Rocca Brivio apre le porte e lancia un grido d’allarme

San Giuliano, futuro incerto per il monumento del 1200

Barbara Sanaldi

Le prime tracce certe risalgono al 1264, una nota di cessione che parla di una “Roca” costruita su un montarozzo, probabilmente punto di osservazione fortificato che, dopo la distruzione del Castro Vegio di Melegnano, Milano volle realizzare a controllo del confine con Lodi. Ottocento anni dopo quel presidio fortificato, più un piccolo castello di confine che non residenza nobiliare di campagna, avrebbe ancora tante storie da raccontare mentre attende che qualcuno si faccia avanti per difendere e promuovere quello che è uno dei beni monumentali più preziosi, interessanti e meglio conservati dell’intera provincia di Milano.
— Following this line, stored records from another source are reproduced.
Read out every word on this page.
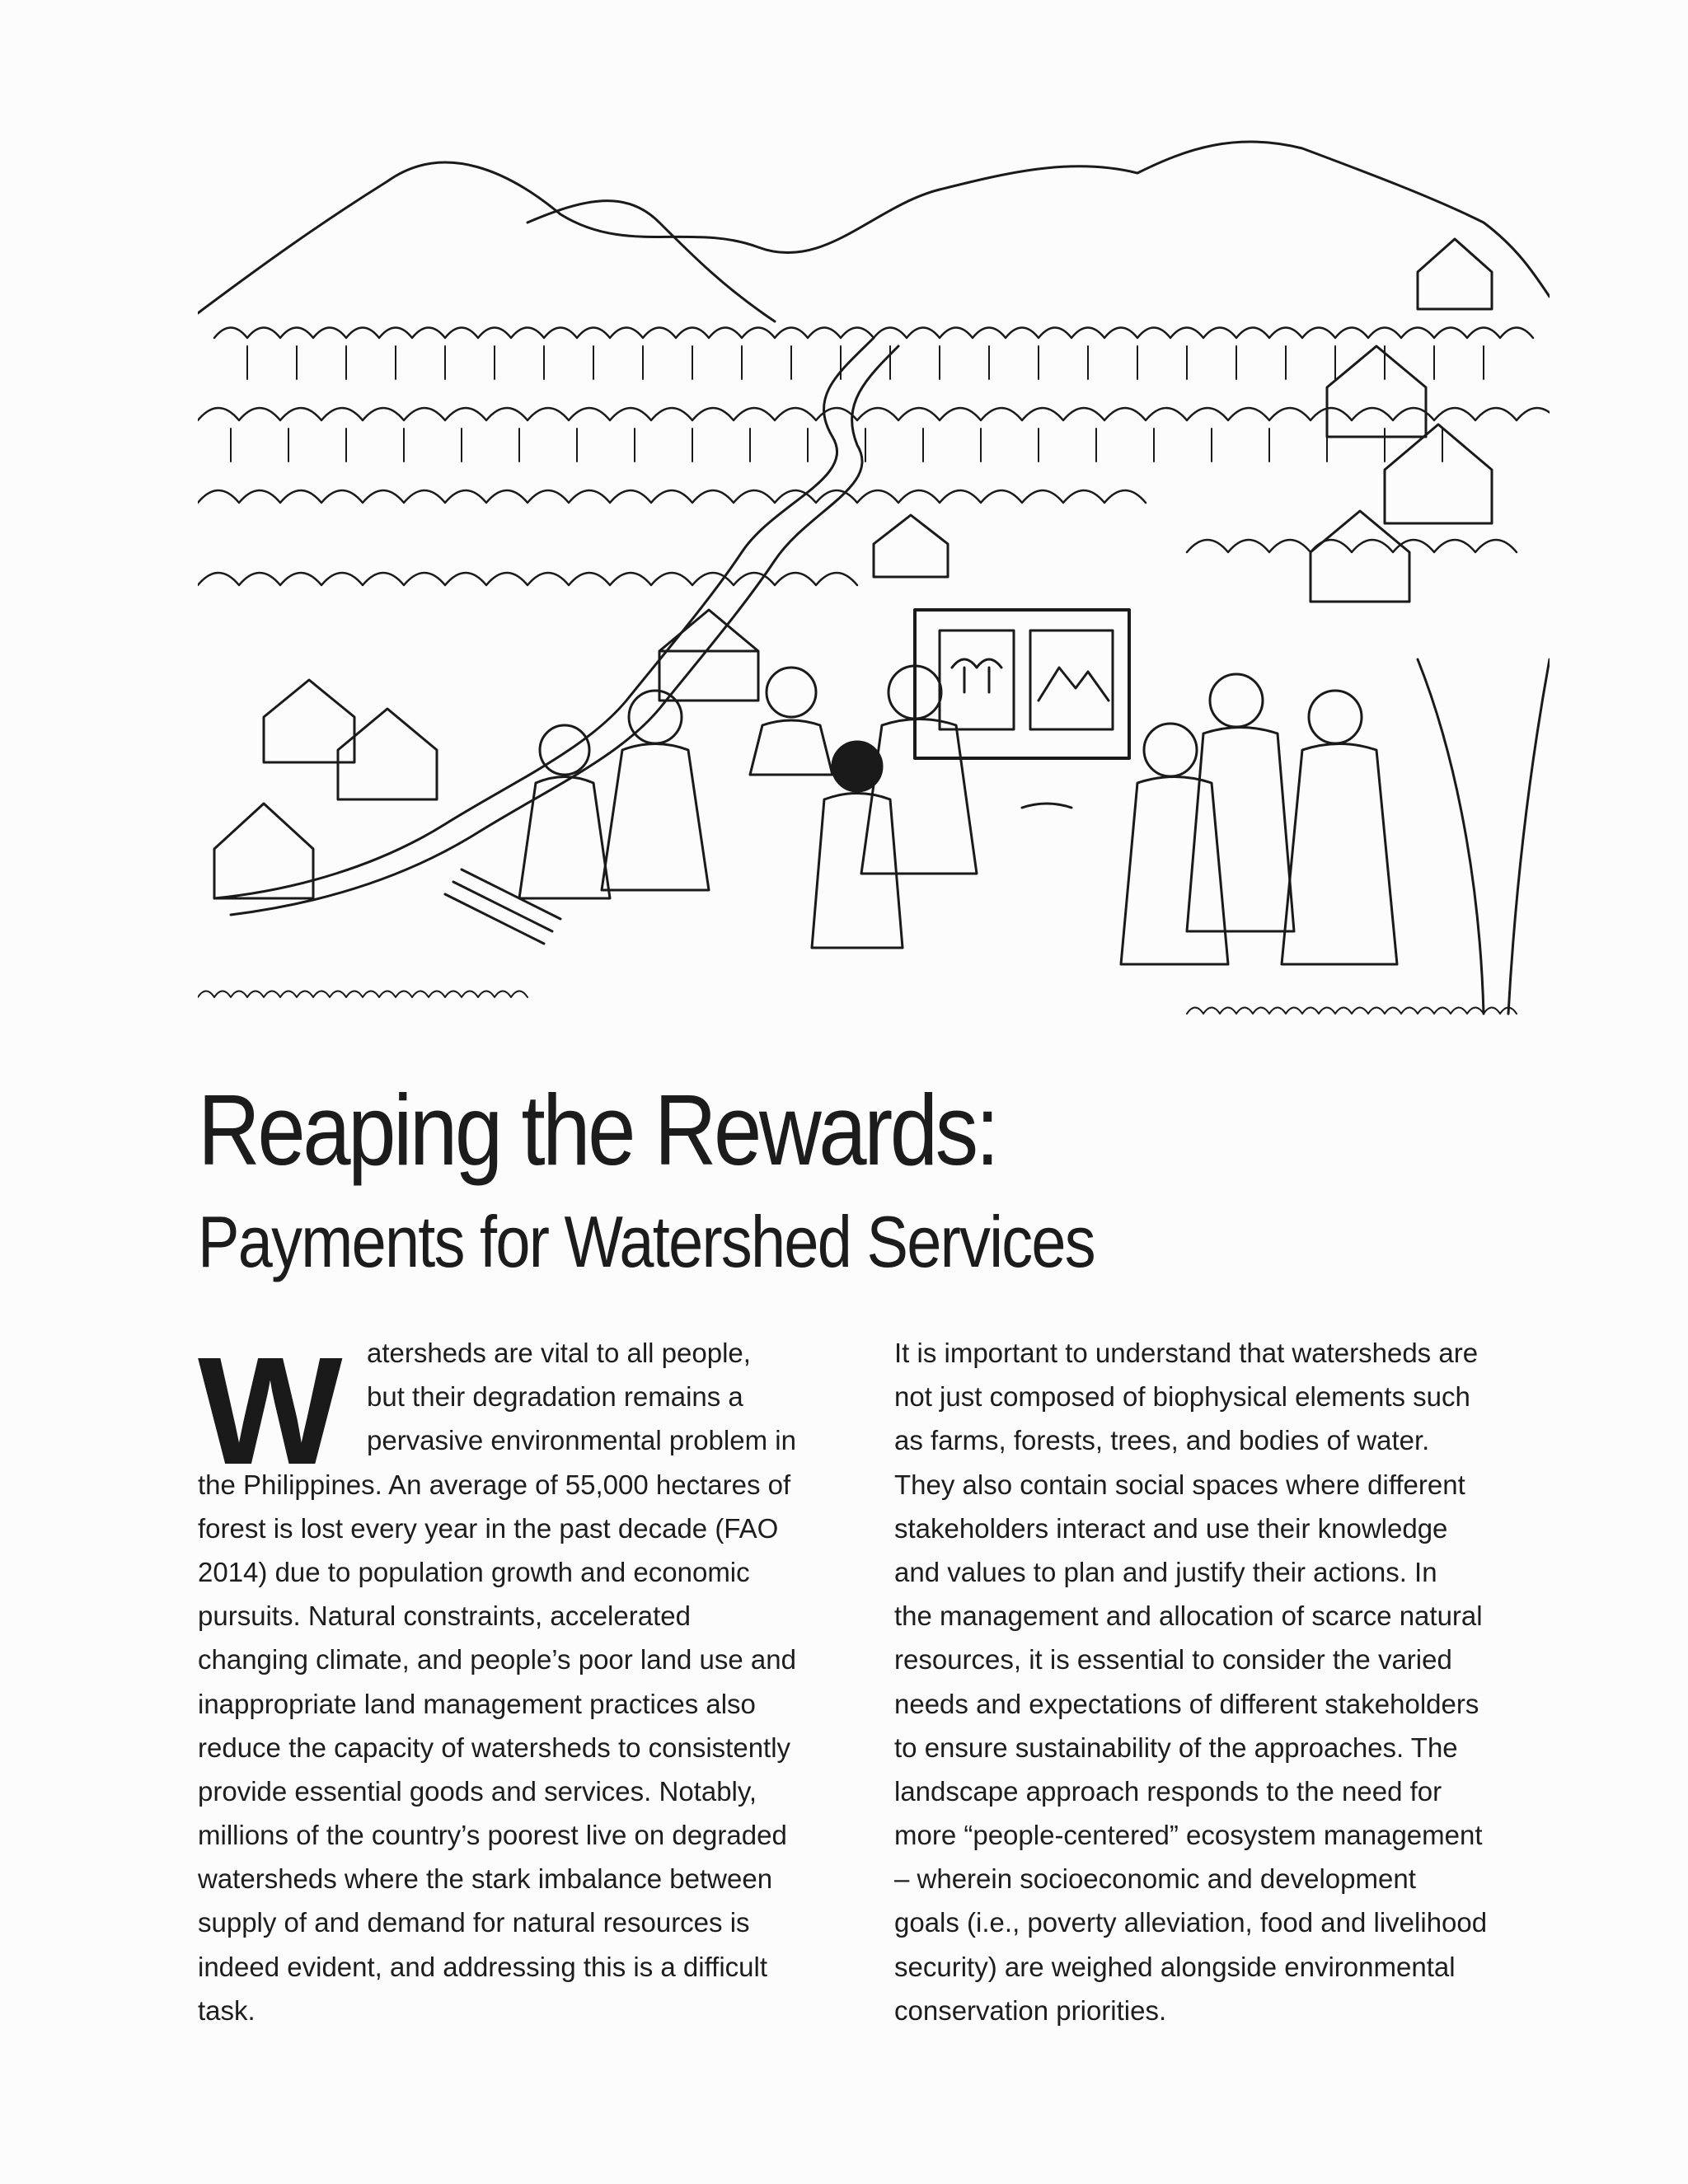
Reaping the Rewards:
Payments for Watershed Services
W	atersheds are vital to all people,
but their degradation remains a
pervasive environmental problem in
the Philippines. An average of 55,000 hectares of
forest is lost every year in the past decade (FAO
2014) due to population growth and economic
pursuits. Natural constraints, accelerated
changing climate, and people’s poor land use and
inappropriate land management practices also
reduce the capacity of watersheds to consistently
provide essential goods and services. Notably,
millions of the country’s poorest live on degraded
watersheds where the stark imbalance between
supply of and demand for natural resources is
indeed evident, and addressing this is a difficult
task.
It is important to understand that watersheds are
not just composed of biophysical elements such
as farms, forests, trees, and bodies of water.
They also contain social spaces where different
stakeholders interact and use their knowledge
and values to plan and justify their actions. In
the management and allocation of scarce natural
resources, it is essential to consider the varied
needs and expectations of different stakeholders
to ensure sustainability of the approaches. The
landscape approach responds to the need for
more “people-centered” ecosystem management
– wherein socioeconomic and development
goals (i.e., poverty alleviation, food and livelihood
security) are weighed alongside environmental
conservation priorities.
Nasce con la speranza di far conoscere pregi, segreti e “misteri” di quella Rocca Brivio che da decenni è nel cuore di appassionati di storia ed architettura, la “Domenica in Rocca” promossa da un folto gruppo di associazioni che puntano a riaccendere l’attenzione sull’antico palazzo nobiliare, proprietà fino agli ‘60 della famiglia Brivio-Sforza, passata all’ordine dei Servi di Maria e poi acquistata, nel 1998, dai Comuni di San Giuliano, San Donato e Melegnano, assieme all’Associazione Roccabrivio che dal 1968 segue gestione e manutenzione.